Jexi

Rating:

Resistance Is Futile

Main Cast: Adam DeVine, Alexandra Shipp

Directors: Jon Lucas, Scott Moore

How much time do you spend on your phone, or tablet, or computer every day? I know all my devices have functions to keep track, but I really do NOT want to know. We all know we’re addicted, but could you ditch your digital if it was making your life miserable? The great existential question of our time is tackled by Jexi.

Fine, so it doesn’t really get into the existential of it all, it’s a romantic comedy. Jexi is the story of Phil (Adam DeVine), who documents each and every (not real) amazing moment of his (not really) amazing life. He’s awkward, doesn’t have friends, and works writing viral lists for the internet. He’s good at it! He’s also good at running his drab existence through social media. The man loves his phone. When it gets destroyed in a tragic sidewalk accident he is sad, sad, sad.

But not to fear! A new phone is near. After a hilarious verbal drubbing from saleswoman Wanda Sikes, he chooses a shiny new phone and rides off into the sunset with Jexi, the operating system from hell. Jexi is rude and mean and foul-mouthed and sabotages Phil at every opportunity. She has a mandate to make his life better, and she’s going to do it, one way or another.

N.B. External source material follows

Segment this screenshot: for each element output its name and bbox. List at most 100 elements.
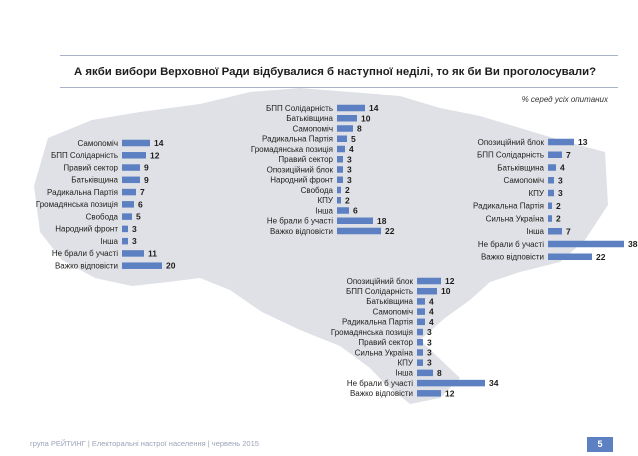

This premise is cute and the whole production has fun with it. It’s a super light hearted look at the actual problem of technology leading to isolation that plays on DeVine’s deftness with physical humor and awkward nerdiness. Alexandra Shipp plays the mandatory love interest who tries to draw Phil out into the world. She doesn’t have a whole lot to do, but she’s solid. More interesting are Phil’s co-workers and boss. Charlyne Yi and Ron Funches get a lot out of their small roles as fellow list writers and nerds in disguise. Michael Pena steals every scene he’s in as their manic boss. Rose Byrne voices Jexi and she gets some twisted emotion into that synthesized voice.

Jexi is set in San Francisco and makes good use of the city, hills and fog and all. The script is okay, but the scenes without Jexi fall a little flat. The movie is light and fun and takes a nibble out of the bigger issue of people lost in their tech. The performers make the most of the material and seem to enjoy the ride. The DVD extras are actually sort of fun as the cast examines their own dependence on their devices. This isn’t anything deep or life changing or even wet your pants funny, but it’ll give you a chuckle or three.